Aachener Nachrichten

“The last was a dazzling tour de force [Stravinsky Three Movements from Petrushka], Yeol Eum finding that vital emotional connection with the music and physically embracing its raw energy and dynamic extremes with ferocious virtuosity. The encore – Moskowski’s effervescent Etincelles – was just as captivating, just as virtuosic.”

The Scotsman

“Yeol Eum Son plays the concerto [Mozart Piano Concerto No 21] with a lightness and freedom that is most appealing…The broad and colourful  Variations in C major on a theme by Nicolas Dezede ‘Lison dormait’ K264 is performed with a sassy cuteness and her playing is at times playful, energetic, jovial, subdued, flashy, vigorous and joyful as befits the variations… Yeol Eum brings the piece [Piano Sonata No. 10 in C major, K330] to life with neatly sprung rhythms, and inflects the piece with a splendid range of keyboard touch and appropriate colour… This is one of the finest debut discs I have recently encountered.” 

iclassical.co.uk

“This is an uncommonly fine Mozartian debut.”

Gramophone

“Marvellous, intense and boundlessly virtuosic…from the first crystal clear notes of Liszt’s La Leggierezza, pianist Yeol-Eum Son captured her audience. …[she] conjures joy and sophistication through her magical and expressive playing.”

Freiburger Nachrichten

“Her phrasing was delicate, unhurried… She managed to emphasis the graceful playfulness of the first movement Allegro maestoso, while introducing something more profound in the Andante.
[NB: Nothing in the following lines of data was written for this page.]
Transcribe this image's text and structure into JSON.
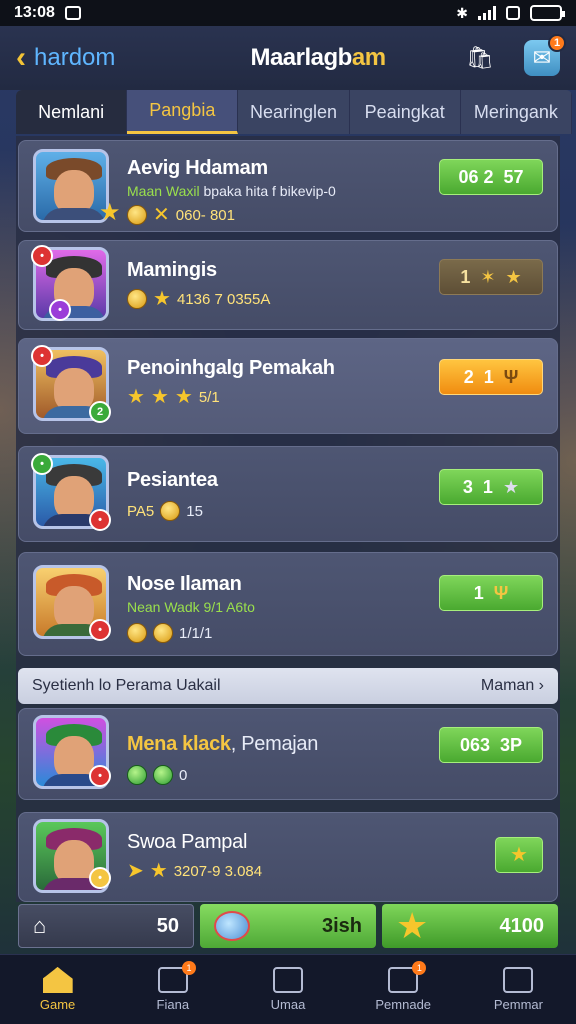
{
  "status": {
    "time": "13:08"
  },
  "header": {
    "back_label": "hardom",
    "title_left": "Maarlagb",
    "title_right": "am",
    "mail_badge": "1"
  },
  "tabs": [
    {
      "label": "Nemlani"
    },
    {
      "label": "Pangbia"
    },
    {
      "label": "Nearinglen"
    },
    {
      "label": "Peaingkat"
    },
    {
      "label": "Meringank"
    }
  ],
  "players": [
    {
      "name": "Aevig Hdamam",
      "sub_green": "Maan Waxil",
      "sub_rest": "bpaka hita f bikevip-0",
      "meta": "060- 801",
      "score_a": "06 2",
      "score_b": "57"
    },
    {
      "name": "Mamingis",
      "meta": "4136 7 0355A",
      "score_a": "1",
      "score_b": ""
    },
    {
      "name": "Penoinhgalg Pemakah",
      "meta": "5/1",
      "score_a": "2",
      "score_b": "1"
    },
    {
      "name": "Pesiantea",
      "meta_prefix": "PA5",
      "meta": "15",
      "score_a": "3",
      "score_b": "1"
    },
    {
      "name": "Nose Ilaman",
      "sub_green": "Nean Wadk 9/1 A6to",
      "meta": "1/1/1",
      "score_a": "1",
      "score_b": ""
    },
    {
      "name": "Mena klack",
      "name_extra": ", Pemajan",
      "meta": "0",
      "score_a": "063",
      "score_b": "3P"
    },
    {
      "name": "Swoa Pampal",
      "meta": "3207-9 3.084",
      "score_a": "",
      "score_b": ""
    }
  ],
  "section": {
    "title": "Syetienh lo Perama Uakail",
    "link": "Maman ›"
  },
  "actions": {
    "home_count": "50",
    "mid_label": "3ish",
    "right_value": "4100"
  },
  "nav": [
    {
      "label": "Game",
      "icon": "home-icon"
    },
    {
      "label": "Fiana",
      "icon": "chat-icon",
      "badge": "1"
    },
    {
      "label": "Umaa",
      "icon": "tv-icon"
    },
    {
      "label": "Pemnade",
      "icon": "mail-icon",
      "badge": "1"
    },
    {
      "label": "Pemmar",
      "icon": "profile-icon"
    }
  ],
  "colors": {
    "accent": "#f4c542",
    "green": "#5cbd3a",
    "orange": "#f39a1a"
  }
}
Her touch was elegant and restrained, resisting the urge to dominate.”

Bachtrack

 

“This evening’s concert is a sort of rehearsal with a beautiful discovery, the young pianist Yeol Eum Son, winner of the Tchaikovsky contest, in the unexpected Gershwin concerto. Jazz atmosphere and respect for the classical form for Gershwin’s Concerto in F for piano and orchestra of which the Korean pianist gives a playful and jubilant interpretation.”

Resmusica

 

“The Concerto’s Allegro reveals unbound seventh chords, becomes playful with syncopated chords and under Yeol Eum’s fingers never fails to link sincerity and lightness, sentiment and exaltation, eeriness and elegance. (…) The final Allegro gives the praise back to a virtuosic soloist, who slips melodies ‘à la Rachmaninov’ towards Lisztian soundscapes, keeping the humor in the piece. Well-deserved ovation for Yeol Eum Son, who offers Nikolai Kasputin’s Etude No. 7 Op. 40 as an encore – a piece as technical as it is languid.”